Malum kamuoyu araştırma sonuçlarının tamamen hatalı çıkmasına son iki yılda epeyce sıklıkla rastladık. Yunanistan’ın ekonomik kurtarma planı için yaptığı referandumdan, bu seneki Kolombiya barış anlaşması oylamasına, 2015’te Birleşik Krallık genel seçimlerinden yine bu ülkenin AB’den çıkma yani Brexit oylamasına kadar pek çok seçim için yapılan öngörüler tam anlamıyla çuvalladı.
Aslında keskin kutuplaşma ve yoğun tepkisellik barındıran seçimlerde tahminlerin yanılması daha kolay oluyor. Bir de tabii ABD özelinde seçim sisteminin karmaşıklığı da yanılma payını arttırıyor. Ancak yine de dünyanın en büyük kamuoyu şirketleri yeni teknolojilerin kullanıldığı sofistike matematiksel modellemeleri ve gelişmiş anket yöntemleri ile doğru sonucu nasıl tahmin edemiyor? Şu aralar özelikle Amerikan basınında irdelenen konulardan biri tam da bu.
Üzerinde uzlaşılan görüşlerden biri araştırma şirketlerinin Trump destekçilerine tam olarak ulaşamaması, Trump’a sempati duyanların anketörlere tercihlerini açıklamayı pek istememeleri. Bu durum, Trump’a oy veren beyaz seçmenlerin sayısının olduğundan az, Clinton’a oy veren Latin kökenli seçmenlerin ise olduğundan fazla gösterilmesine neden oldu.
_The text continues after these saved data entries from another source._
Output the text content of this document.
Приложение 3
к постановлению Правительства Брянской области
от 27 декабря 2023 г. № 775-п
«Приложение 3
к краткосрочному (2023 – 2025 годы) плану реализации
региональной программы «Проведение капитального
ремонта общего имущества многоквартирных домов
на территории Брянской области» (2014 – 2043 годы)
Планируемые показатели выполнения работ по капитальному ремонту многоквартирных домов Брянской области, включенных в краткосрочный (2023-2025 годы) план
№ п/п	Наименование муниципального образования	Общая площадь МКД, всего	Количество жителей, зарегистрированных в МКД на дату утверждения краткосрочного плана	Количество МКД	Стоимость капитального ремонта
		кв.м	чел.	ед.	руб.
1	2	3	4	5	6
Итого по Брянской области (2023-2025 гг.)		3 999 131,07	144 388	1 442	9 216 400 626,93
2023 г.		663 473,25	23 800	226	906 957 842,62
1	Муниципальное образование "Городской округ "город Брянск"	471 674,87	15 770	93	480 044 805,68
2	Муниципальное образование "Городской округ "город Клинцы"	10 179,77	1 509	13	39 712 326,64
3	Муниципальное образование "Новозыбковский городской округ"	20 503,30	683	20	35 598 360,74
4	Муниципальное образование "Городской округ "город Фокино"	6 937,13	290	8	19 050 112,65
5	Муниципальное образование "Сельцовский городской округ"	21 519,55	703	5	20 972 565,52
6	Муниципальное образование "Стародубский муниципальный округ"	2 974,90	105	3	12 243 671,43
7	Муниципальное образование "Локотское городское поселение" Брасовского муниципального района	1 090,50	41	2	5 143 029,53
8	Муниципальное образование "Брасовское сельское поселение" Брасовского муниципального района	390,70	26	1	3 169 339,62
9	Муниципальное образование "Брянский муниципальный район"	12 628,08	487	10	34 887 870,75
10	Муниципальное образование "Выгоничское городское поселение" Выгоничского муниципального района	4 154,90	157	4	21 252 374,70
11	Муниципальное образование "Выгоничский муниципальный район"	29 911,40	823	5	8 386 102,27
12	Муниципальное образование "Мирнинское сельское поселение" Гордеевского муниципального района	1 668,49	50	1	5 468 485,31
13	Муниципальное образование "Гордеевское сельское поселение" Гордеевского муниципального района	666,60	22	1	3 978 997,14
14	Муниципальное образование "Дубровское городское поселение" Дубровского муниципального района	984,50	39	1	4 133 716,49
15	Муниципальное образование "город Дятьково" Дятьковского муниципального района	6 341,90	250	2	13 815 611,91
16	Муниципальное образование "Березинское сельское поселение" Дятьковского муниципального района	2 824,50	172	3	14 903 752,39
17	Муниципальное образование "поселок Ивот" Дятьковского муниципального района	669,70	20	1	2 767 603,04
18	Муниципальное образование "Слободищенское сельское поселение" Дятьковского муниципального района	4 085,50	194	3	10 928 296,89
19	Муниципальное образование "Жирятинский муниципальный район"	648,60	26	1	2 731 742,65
Veri toplama aşamasında telefonla ya da internet üzerinden yapılan anketlerin problemli olduğu artık açık. Kapitalist düzen içinde pazarlama dünyası tüketici tercihleri ve yönelimleri ile ilgili çok daha yerinde tahminler yaparken neden siyasal eğilimleri öğrenmek bu denli zor? Araştırmalarda yanılma payının genelde üç puan olduğu düşünüldüğünde ABD gibi sadece Başkanın değil Senato ve Temsilciler Meclisi’nin de oylandığı bir seçimde tahmin daha da zorlaşıyor.
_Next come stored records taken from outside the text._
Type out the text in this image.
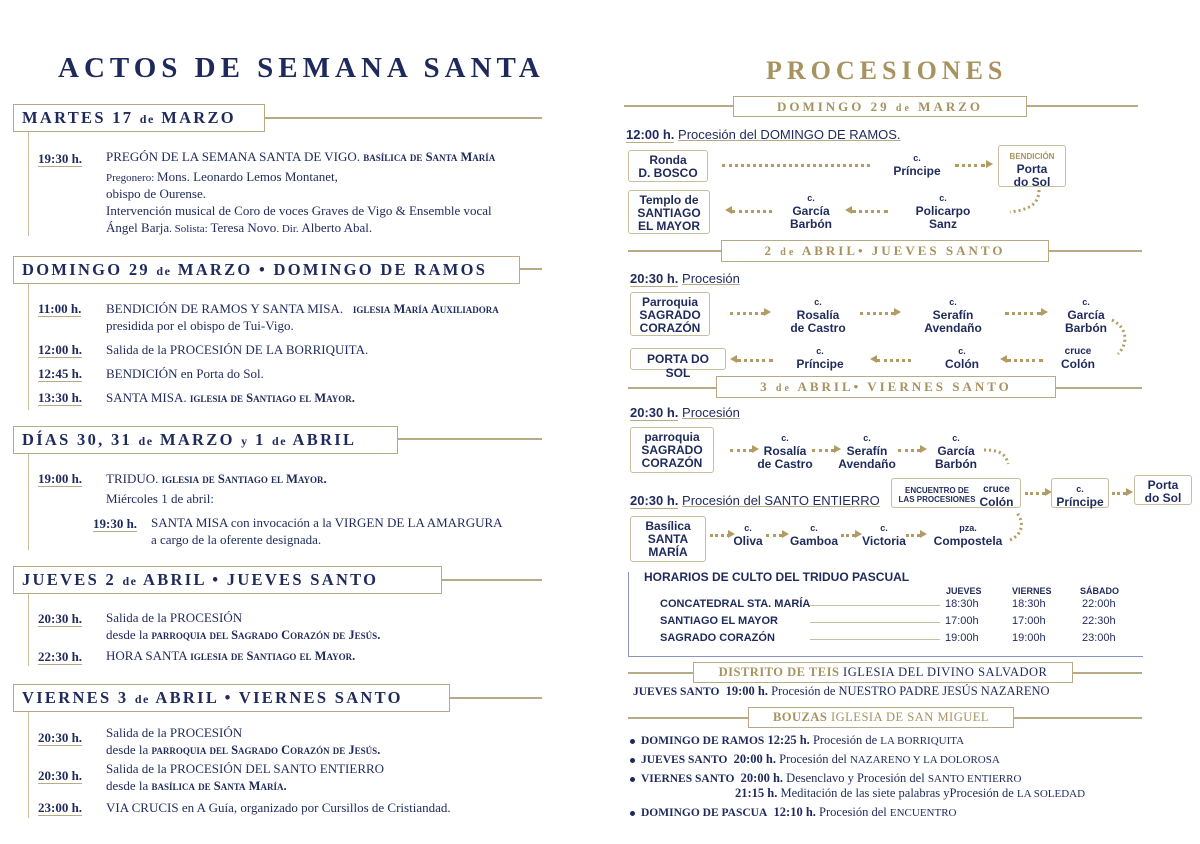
ACTOS DE SEMANA SANTA
MARTES 17 de MARZO
19:30 h. PREGÓN DE LA SEMANA SANTA DE VIGO. basílica de Santa María
Pregonero: Mons. Leonardo Lemos Montanet,
obispo de Ourense.
Intervención musical de Coro de voces Graves de Vigo & Ensemble vocal
Ángel Barja. Solista: Teresa Novo. Dir. Alberto Abal.
DOMINGO 29 de MARZO • DOMINGO DE RAMOS
11:00 h. BENDICIÓN DE RAMOS Y SANTA MISA. iglesia María Auxiliadora
presidida por el obispo de Tui-Vigo.
12:00 h. Salida de la PROCESIÓN DE LA BORRIQUITA.
12:45 h. BENDICIÓN en Porta do Sol.
13:30 h. SANTA MISA. iglesia de Santiago el Mayor.
DÍAS 30, 31 de MARZO y 1 de ABRIL
19:00 h. TRIDUO. iglesia de Santiago el Mayor.
Miércoles 1 de abril:
19:30 h. SANTA MISA con invocación a la VIRGEN DE LA AMARGURA
a cargo de la oferente designada.
JUEVES 2 de ABRIL • JUEVES SANTO
20:30 h. Salida de la PROCESIÓN
desde la parroquia del Sagrado Corazón de Jesús.
22:30 h. HORA SANTA iglesia de Santiago el Mayor.
VIERNES 3 de ABRIL • VIERNES SANTO
20:30 h. Salida de la PROCESIÓN
desde la parroquia del Sagrado Corazón de Jesús.
20:30 h. Salida de la PROCESIÓN DEL SANTO ENTIERRO
desde la basílica de Santa María.
23:00 h. VIA CRUCIS en A Guía, organizado por Cursillos de Cristiandad.
PROCESIONES
DOMINGO 29 de MARZO
12:00 h. Procesión del DOMINGO DE RAMOS.
Ronda
D. BOSCO
c.
Príncipe
BENDICIÓN
Porta
do Sol
Templo de
SANTIAGO
EL MAYOR
c.
García
Barbón
c.
Policarpo
Sanz
2 de ABRIL• JUEVES SANTO
20:30 h. Procesión
Parroquia
SAGRADO
CORAZÓN
c.
Rosalía
de Castro
c.
Serafín
Avendaño
c.
García
Barbón
PORTA DO SOL
c.
Príncipe
c.
Colón
cruce
Colón
3 de ABRIL• VIERNES SANTO
20:30 h. Procesión
parroquia
SAGRADO
CORAZÓN
c.
Rosalía
de Castro
c.
Serafín
Avendaño
c.
García
Barbón
20:30 h. Procesión del SANTO ENTIERRO
ENCUENTRO DE
LAS PROCESIONEScruce
Colón
c.
Príncipe
Porta
do Sol
Basílica
SANTA
MARÍA
c.
Oliva
c.
Gamboa
c.
Victoria
pza.
Compostela
HORARIOS DE CULTO DEL TRIDUO PASCUAL
JUEVES	VIERNES	SÁBADO
CONCATEDRAL STA. MARÍA	18:30h	18:30h	22:00h
SANTIAGO EL MAYOR	17:00h	17:00h	22:30h
SAGRADO CORAZÓN	19:00h	19:00h	23:00h
DISTRITO DE TEIS IGLESIA DEL DIVINO SALVADOR
JUEVES SANTO 19:00 h. Procesión de NUESTRO PADRE JESÚS NAZARENO
BOUZAS IGLESIA DE SAN MIGUEL
DOMINGO DE RAMOS 12:25 h. Procesión de LA BORRIQUITA
JUEVES SANTO 20:00 h. Procesión del NAZARENO Y LA DOLOROSA
VIERNES SANTO 20:00 h. Desenclavo y Procesión del SANTO ENTIERRO
21:15 h. Meditación de las siete palabras yProcesión de LA SOLEDAD
DOMINGO DE PASCUA 12:10 h. Procesión del ENCUENTRO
İşler gelip yedi tane salıncak eyalet (swing state) denilen ve her seçimde iki parti arasında gelip giden eyaletlerde kilitleniyor. Diğer eyaletler tarihsel olarak hiçbir seçimde pek değişmeyen bir partizanlıkla oy veriyorlar. Dolayısıyla araştırmalar bu yedi salıncak eyaletin üzerine yoğunlaşıyor çünkü seçimin sonucu buraların hangi partiye gideceğine göre belirleniyor.
İşte bu son seçimde de bir türlü tutturulamayan, bu eyaletlerin ne kadarının Trump’a gideceği oldu. Son âna kadar tüm haber kuruluşları Hillary Clinton’ın adeta zaferini önceden ilan ediyorlardı. Neredeyse hiçbir medya kuruluşu Trump’a şans dahi tanımıyordu. Özellikle büyük kentlerde yaşayan eğitimli, kentli ve genç seçmen için bu, arzu edilen bir sonuç olduğundan ilk kadın başkan için kutlamalara hazırdılar. Aksi bir sonuç ancak kâbus olurdu.
Bu elitist bakış, toplumun eğitim düzeyi düşük, varolan sisteme karşı tepkili, silah kültürüyle ve muhafazakâr değerlerle yoğrulmuş kesimini okumayı da engelledi. Kitlelerin öfkesi umulandan fazla oldu. Trump seçmeni merkez medyanın yarattığı ortamın aksine kendi bildiğini okudu. Daha önceki seçimde yüzde 59 seçmen katılımı yüzde 52-53’lere düştü ancak öngörüler daha önceki oran üzerinden yapıldı. Bu da ek bir yanılgı getirdi.
Sonuçta Obama için sandığa gitmiş altı-yedi milyon seçmen Hillary’ye kaymadı, hattâ oy kullanmadı. Velhâsıl küresel yansımaları olan bir sonraki dev seçime kadar kamuoyu araştırma şirketleri nerede hata yaptıklarını, nelerin onları yanılttığını anlamaya uğraşacak. Anlaşılan bu arada milyonlarca insan da beklenmedik Trump zaferinin şokunu atlatmaya çalışacak.